Em Portugal, a discussão sobre a lei do aborto também voltará ao Parlamento por iniciativa de um grupo de cidadãos. A associação “Pelo Direito a Nascer” entregou em fevereiro uma iniciativa legislativa, apoiada por mais de 48 mil assinaturas. O documento defende a aplicação de taxas moderadoras a quem recorrer ao Serviço Nacional de Saúde para fazer uma interrupção voluntária da gravidez, no quadro da lei. A atribuição de maior poder de decisão aos pais, é outro dos objetivos da proposta que terá de ser debatida no Parlamento. Os promotores confiam que podem vir a ter o apoio dos partidos da maioria.

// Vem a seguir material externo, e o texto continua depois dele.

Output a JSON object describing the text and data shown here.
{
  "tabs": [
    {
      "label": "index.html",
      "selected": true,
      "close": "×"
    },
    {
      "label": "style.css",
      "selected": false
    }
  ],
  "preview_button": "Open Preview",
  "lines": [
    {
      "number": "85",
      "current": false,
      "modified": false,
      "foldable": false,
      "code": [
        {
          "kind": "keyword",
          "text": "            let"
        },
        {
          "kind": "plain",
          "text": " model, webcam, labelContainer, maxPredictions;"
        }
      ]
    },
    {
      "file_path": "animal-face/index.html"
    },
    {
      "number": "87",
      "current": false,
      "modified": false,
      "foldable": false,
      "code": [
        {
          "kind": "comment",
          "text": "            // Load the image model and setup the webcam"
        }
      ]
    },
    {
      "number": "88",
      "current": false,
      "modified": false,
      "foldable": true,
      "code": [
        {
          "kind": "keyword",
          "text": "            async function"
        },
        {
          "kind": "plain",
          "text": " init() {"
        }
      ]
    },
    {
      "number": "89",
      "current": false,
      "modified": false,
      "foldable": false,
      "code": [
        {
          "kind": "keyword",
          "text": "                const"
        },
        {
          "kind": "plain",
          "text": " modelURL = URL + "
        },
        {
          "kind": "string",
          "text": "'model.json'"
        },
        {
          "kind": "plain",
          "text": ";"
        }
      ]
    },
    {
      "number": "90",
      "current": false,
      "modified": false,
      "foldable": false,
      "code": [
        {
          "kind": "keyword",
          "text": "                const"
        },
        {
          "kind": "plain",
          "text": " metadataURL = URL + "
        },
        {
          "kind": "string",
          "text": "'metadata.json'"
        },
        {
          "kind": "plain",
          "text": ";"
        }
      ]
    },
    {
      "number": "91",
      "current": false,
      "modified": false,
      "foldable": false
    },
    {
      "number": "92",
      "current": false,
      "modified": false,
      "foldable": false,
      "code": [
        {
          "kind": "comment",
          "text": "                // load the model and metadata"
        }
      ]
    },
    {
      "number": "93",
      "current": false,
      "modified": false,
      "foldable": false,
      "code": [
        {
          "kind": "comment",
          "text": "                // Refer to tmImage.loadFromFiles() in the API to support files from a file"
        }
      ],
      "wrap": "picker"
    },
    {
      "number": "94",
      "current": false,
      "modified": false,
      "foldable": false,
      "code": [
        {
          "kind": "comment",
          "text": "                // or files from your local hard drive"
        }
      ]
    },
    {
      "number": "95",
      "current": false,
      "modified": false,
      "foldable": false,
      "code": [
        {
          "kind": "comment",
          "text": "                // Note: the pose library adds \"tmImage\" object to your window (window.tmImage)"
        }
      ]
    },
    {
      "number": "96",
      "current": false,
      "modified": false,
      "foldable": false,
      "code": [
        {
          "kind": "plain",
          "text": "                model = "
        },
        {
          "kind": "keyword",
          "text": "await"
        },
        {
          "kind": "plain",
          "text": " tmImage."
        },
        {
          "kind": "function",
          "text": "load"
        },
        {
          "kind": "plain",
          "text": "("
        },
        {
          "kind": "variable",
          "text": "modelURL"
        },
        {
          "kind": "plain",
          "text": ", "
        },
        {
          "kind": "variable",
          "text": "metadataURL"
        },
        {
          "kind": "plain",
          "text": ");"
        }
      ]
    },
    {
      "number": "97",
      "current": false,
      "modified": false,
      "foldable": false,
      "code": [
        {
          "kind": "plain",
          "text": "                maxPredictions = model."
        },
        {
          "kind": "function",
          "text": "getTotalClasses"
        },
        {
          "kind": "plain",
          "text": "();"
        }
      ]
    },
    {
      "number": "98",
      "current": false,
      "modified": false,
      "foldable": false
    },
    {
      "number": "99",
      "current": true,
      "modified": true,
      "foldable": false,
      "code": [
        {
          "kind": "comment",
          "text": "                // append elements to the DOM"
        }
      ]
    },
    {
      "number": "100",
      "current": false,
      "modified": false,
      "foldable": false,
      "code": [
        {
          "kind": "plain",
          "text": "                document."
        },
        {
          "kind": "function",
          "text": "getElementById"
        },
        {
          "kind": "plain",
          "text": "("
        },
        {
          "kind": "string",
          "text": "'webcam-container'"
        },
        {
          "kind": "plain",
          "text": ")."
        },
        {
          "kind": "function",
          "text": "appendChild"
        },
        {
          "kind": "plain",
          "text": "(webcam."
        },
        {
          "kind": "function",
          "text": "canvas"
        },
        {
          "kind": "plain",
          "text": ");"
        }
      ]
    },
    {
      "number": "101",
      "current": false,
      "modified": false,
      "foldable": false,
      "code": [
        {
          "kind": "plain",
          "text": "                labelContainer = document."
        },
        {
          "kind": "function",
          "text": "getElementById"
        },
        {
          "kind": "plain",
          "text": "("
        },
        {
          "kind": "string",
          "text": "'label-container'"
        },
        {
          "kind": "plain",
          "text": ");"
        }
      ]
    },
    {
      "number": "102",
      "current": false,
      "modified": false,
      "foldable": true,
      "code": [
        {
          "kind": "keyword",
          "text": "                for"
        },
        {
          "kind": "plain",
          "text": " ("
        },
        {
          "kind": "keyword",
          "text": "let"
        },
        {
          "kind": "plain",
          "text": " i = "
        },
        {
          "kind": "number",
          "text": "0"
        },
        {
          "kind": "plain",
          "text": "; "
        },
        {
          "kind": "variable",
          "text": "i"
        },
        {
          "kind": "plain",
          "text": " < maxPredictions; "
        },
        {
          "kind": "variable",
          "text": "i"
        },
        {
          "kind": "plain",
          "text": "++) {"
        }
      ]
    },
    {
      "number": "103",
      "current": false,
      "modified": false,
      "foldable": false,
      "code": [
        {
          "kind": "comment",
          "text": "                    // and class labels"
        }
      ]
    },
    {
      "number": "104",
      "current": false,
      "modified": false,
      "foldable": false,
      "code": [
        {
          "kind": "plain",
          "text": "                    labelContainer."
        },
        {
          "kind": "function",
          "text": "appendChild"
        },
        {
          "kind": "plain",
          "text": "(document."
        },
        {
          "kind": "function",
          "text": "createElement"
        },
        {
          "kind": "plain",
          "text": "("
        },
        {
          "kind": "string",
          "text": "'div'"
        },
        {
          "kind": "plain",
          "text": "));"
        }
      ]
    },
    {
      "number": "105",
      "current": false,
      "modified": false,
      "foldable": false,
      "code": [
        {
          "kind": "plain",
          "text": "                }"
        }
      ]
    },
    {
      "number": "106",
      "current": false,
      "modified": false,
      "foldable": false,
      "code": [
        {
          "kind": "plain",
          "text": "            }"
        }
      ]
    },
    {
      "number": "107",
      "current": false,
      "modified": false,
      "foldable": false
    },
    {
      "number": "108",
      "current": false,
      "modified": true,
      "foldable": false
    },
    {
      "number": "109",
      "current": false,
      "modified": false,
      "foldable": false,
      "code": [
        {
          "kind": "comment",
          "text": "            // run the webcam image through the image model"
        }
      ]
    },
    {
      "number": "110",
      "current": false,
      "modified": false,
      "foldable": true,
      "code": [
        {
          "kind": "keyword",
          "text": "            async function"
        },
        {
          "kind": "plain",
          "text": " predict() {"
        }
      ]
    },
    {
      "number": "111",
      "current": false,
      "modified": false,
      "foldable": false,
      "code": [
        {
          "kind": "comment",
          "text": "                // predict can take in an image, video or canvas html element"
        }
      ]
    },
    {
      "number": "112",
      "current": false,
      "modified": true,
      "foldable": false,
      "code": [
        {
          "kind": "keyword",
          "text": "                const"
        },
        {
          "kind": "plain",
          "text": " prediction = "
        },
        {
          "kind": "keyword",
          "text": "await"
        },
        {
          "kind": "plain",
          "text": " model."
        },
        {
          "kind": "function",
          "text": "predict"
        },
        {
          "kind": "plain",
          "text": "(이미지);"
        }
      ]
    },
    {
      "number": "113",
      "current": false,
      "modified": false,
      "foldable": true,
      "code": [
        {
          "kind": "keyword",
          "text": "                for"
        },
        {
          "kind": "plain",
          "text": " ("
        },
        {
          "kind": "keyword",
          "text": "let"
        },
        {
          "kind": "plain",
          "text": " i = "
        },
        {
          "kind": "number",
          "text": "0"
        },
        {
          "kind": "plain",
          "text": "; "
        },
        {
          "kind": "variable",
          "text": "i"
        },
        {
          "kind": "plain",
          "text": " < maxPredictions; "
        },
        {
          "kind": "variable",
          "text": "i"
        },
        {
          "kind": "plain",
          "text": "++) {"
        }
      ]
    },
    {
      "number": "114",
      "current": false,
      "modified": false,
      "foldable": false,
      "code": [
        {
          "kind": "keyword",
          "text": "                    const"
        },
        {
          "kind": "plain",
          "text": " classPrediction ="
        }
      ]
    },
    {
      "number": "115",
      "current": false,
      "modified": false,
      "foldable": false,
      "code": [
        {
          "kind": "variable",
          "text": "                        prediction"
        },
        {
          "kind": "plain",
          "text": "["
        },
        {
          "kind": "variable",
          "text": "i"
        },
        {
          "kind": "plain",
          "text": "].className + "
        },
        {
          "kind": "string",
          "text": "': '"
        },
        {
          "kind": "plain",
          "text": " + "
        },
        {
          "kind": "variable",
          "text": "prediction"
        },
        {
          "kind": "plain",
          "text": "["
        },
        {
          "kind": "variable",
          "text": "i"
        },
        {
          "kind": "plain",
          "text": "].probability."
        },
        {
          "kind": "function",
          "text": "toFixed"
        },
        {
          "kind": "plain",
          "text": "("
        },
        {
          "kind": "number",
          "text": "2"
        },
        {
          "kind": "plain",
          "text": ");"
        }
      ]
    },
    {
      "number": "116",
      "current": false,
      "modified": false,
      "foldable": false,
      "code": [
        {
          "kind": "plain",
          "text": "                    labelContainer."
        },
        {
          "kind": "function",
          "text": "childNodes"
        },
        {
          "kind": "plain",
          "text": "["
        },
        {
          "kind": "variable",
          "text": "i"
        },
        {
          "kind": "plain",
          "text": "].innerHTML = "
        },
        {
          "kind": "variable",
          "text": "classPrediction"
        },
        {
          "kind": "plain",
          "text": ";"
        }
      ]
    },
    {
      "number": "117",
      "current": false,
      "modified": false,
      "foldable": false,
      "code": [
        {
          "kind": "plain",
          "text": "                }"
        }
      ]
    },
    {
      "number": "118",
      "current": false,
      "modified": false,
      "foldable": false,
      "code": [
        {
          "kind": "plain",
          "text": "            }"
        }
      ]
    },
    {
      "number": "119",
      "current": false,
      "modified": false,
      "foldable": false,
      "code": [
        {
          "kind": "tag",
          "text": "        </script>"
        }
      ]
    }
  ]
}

A mudança da lei de aborto também agitou a política espanhola no ano passado. A proposta radical do executivo de Mariano Rajoy restringia seriamente a interrupção voluntária, limitando a sua prática aos casos em que os médicos confirmassem a existência de risco para a saúde da mãe ou de violação denunciada à polícia. De fora ficavam situações como a má formação do feto. Estas alterações foram fortemente atacadas em Espanha, dentro do próprio partido do governo, e levaram milhares de espanhóis às ruas em protesto contra o recuo na lei aprovada em 2010 pelo ministro socialista, Luís Zapatero. Perante a contestação, Rajoy foi obrigado a recuar e deixar cair a lei.